Catalyst’s carbene pocket shows a preference for specific links without needing a directing group
Chemists in the US have designed a catalyst that can activate C–H bonds selectively, without the need for the presence of a more reactive functional group or the use of external directing groups. The finding opens the way to more efficient syntheses of complex organic molecules from simpler precursors.
Because C–H bonds are relatively inert, and because there are typically multiple C–H bonds in a given organic molecule, targeting a specific bond and functionalising it is inherently tricky. A well-established technique is to use directing groups, which direct the reaction to a particular bond, after which the directing group is removed. This, however, adds extra steps to the process and requires stoichiometric quantities of the directing group.
Now, a team at Emory University in Atlanta, led by Huw Davies, has shown that a catalyst can achieve site-selective and stereoselective functionalisation of unactivated C–H bonds. The key to the system is a catalyst that is highly sterically demanding: it will accept the C–H bond from the substrate only if that bond has the appropriate stereochemical ‘credentials’.
The researchers designed a catalyst that consists of a dirhodium centre encased by a bulky organic scaffold. The architecture of the catalyst dictates which C–H bond of the substrate will be able to occupy its active pocket.
To demonstrate the concept, the team used n-pentane as a model. This contains three types of C–H bond that would normally be considered unreactive and difficult to distinguish during a chemical transformation. ‘From purely steric considerations the C-1 carbon of the pentane would be expected to react preferentially,’ Davies explains. ‘However, electronically the C-2 and C-3 carbons would be preferred.’
The catalyst is first presented with a diazo compound which is readily decomposed by the rhodium to generate a highly reactive ‘donor–acceptor’ carbene, which remains clamped within the catalytic pocket. ‘Electronically these carbenes have a preference to react with the more highly substituted C–H bonds, but this tendency is counterbalanced by the steric demands of the catalyst,’ says Davies. The catalyst balances the steric and electronic effects, such that the carbene locked within the catalyst reacts preferentially with the C-2 carbon of pentane, creating a new C–C bond at that position.

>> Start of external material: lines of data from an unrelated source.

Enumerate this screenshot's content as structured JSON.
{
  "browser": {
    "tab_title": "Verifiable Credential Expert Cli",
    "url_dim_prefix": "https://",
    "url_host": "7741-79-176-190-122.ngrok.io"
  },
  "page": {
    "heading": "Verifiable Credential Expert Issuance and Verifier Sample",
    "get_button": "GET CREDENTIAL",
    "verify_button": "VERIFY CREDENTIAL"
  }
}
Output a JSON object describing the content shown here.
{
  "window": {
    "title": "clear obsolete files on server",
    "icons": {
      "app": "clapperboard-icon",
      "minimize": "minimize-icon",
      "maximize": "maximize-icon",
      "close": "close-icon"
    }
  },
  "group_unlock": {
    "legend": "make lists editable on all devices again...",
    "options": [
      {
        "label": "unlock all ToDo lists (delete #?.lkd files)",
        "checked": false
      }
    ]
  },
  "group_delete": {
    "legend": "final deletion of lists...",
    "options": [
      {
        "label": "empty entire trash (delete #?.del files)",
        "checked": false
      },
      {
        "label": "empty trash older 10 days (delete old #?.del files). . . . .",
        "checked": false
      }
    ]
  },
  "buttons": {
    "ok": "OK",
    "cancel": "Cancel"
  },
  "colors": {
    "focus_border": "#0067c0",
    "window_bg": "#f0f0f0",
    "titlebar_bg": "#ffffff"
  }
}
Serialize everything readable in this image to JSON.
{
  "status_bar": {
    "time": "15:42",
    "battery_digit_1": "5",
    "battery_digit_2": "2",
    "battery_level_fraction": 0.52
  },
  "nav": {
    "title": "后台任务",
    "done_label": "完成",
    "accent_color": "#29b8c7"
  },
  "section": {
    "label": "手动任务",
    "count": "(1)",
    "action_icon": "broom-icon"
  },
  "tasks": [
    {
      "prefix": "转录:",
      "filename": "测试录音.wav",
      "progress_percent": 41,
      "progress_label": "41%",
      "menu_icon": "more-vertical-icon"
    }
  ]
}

‘What we have shown is that conceptually a catalyst can be designed to target specific C–H bonds of a substrate,’ Davies says. This opens the way to the design of new catalyst ligands of specific architecture to create scaffolds to target given C–H bonds.
Commenting on the work, Edward Anderson, who leads a synthetic organic chemistry group at the University of Oxford in the UK, says, ‘It’s extremely impressive not only to pick out this single site of reactivity from what appears to be many similar C–H bonds, but to do so with exquisite levels of enantio- and diastereoselectivity. Given the relative complexity of the products, the commonplace nature of alkanes as starting materials, and the range of functional groups tolerated in this chemistry, it’s likely to be of considerable use in stereoselective synthesis.’